3 mai 2017

Tout s’explique

L’UE affiche sa fermeté face au Brexit

Pourquoi les négociations sur le Brexit se tendent-elles ?

Un mois après le déclenchement du processus de sortie du Royaume-Uni de l’Union européenne par la Première ministre britannique Theresa May, le négociateur en chef de la Commission européenne Michel Barnier a présenté ce matin les principes devant guider les tractations. Il a détaillé les consignes de fermeté adoptées samedi à l’unanimité par les dirigeants des 27 pays membres (sans Londres), rappelant notamment qu’aucune discussion sur un futur accord commercial ne devait avoir lieu tant que les modalités de la sortie n’étaient pas réglées. Il a également insisté sur la préservation des droits des citoyens européens résidant au Royaume-Uni. Après un dîner la semaine dernière avec Theresa May, le président de la Commission Jean-Claude Juncker a jugé que Londres « sous-estimait les difficultés techniques » de la négociation. Le dîner a été très tendu, selon un long récit publié dimanche par le quotidien allemand Frankfurter Allgemeine Zeitung.

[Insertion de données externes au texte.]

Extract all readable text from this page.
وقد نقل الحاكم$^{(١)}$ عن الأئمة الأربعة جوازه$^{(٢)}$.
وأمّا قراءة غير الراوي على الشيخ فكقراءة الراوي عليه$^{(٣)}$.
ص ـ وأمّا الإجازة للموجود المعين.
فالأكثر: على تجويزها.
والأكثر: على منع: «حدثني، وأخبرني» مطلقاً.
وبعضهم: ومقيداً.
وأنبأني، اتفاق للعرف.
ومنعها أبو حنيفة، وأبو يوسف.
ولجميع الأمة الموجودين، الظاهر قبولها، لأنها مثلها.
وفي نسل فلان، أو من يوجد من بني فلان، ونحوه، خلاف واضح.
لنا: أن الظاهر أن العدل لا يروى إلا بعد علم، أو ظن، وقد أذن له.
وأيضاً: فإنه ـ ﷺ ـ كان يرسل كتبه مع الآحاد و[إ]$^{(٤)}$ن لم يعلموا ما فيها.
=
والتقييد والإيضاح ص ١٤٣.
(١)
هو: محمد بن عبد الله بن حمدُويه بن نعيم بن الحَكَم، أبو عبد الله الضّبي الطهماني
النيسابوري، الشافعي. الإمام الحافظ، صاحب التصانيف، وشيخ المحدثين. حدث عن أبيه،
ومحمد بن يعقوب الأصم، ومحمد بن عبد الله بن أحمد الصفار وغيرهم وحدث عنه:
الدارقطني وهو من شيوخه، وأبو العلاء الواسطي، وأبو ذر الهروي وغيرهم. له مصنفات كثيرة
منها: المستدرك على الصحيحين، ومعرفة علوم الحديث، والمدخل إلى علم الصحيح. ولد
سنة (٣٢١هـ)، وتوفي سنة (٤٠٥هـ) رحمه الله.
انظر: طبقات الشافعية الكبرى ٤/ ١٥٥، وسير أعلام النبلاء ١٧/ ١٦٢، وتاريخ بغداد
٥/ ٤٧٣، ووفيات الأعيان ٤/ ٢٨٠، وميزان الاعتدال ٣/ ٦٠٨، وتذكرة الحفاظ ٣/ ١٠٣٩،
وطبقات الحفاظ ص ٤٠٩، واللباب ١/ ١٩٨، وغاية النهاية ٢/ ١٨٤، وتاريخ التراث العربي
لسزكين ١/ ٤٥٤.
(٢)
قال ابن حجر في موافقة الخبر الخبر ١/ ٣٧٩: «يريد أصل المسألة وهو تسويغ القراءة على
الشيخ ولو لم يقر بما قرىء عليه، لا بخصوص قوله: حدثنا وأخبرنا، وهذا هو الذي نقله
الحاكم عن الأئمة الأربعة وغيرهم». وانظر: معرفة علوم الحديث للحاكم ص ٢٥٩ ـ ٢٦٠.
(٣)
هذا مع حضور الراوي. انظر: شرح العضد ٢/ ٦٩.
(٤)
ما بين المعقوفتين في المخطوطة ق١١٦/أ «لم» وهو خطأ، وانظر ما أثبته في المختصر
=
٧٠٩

Qu’est-ce que la « facture » du Brexit ?

Michel Barnier a déclaré que Londres devrait honorer en une fois « tous les engagements qu’il a pris en tant que membre de l’Union », afin de « solder le passé ». Hier soir, le Financial Times affirmait que le montant réclamé par la Commission pourrait atteindre 100 milliards d’euros. Fin février, le chancelier autrichien avait mentionné la somme de 60 milliards. Cette somme regroupe les engagements du Royaume-Uni au titre du budget européen, la quote-part du pays dans les programmes financés par l’UE et sa participation au paiement des pensions de retraite des fonctionnaires européens. Selon le Financial Times, les négociateurs européens ont intégré dans leurs estimations, à la demande de plusieurs États membres dont la France, l’Allemagne et la Pologne, des coûts supplémentaires liés aux subventions agricoles et au fonctionnement administratif de l’Union en 2019 et 2020.

Comment Tony Blair entend-il peser dans le débat ?

À un mois des élections législatives prévues le 8 juin au Royaume-Uni, l’ancien Premier ministre travailliste Tony Blair, 63 ans, a annoncé dimanche son retour dans le débat public pour peser sur les négociations de sortie de l’Union européenne, bien que sa popularité reste affectée par sa décision de participer à la guerre en Irak en 2003. « Il ne s’agit pas de contester la volonté du peuple, a-t-il expliqué, mais de dire que la volonté du peuple peut changer quand ils verront l’accord final. » Il a exclu de chercher à redevenir parlementaire et réitéré son opposition aux orientations du parti travailliste et de son dirigeant actuel Jeremy Corbyn.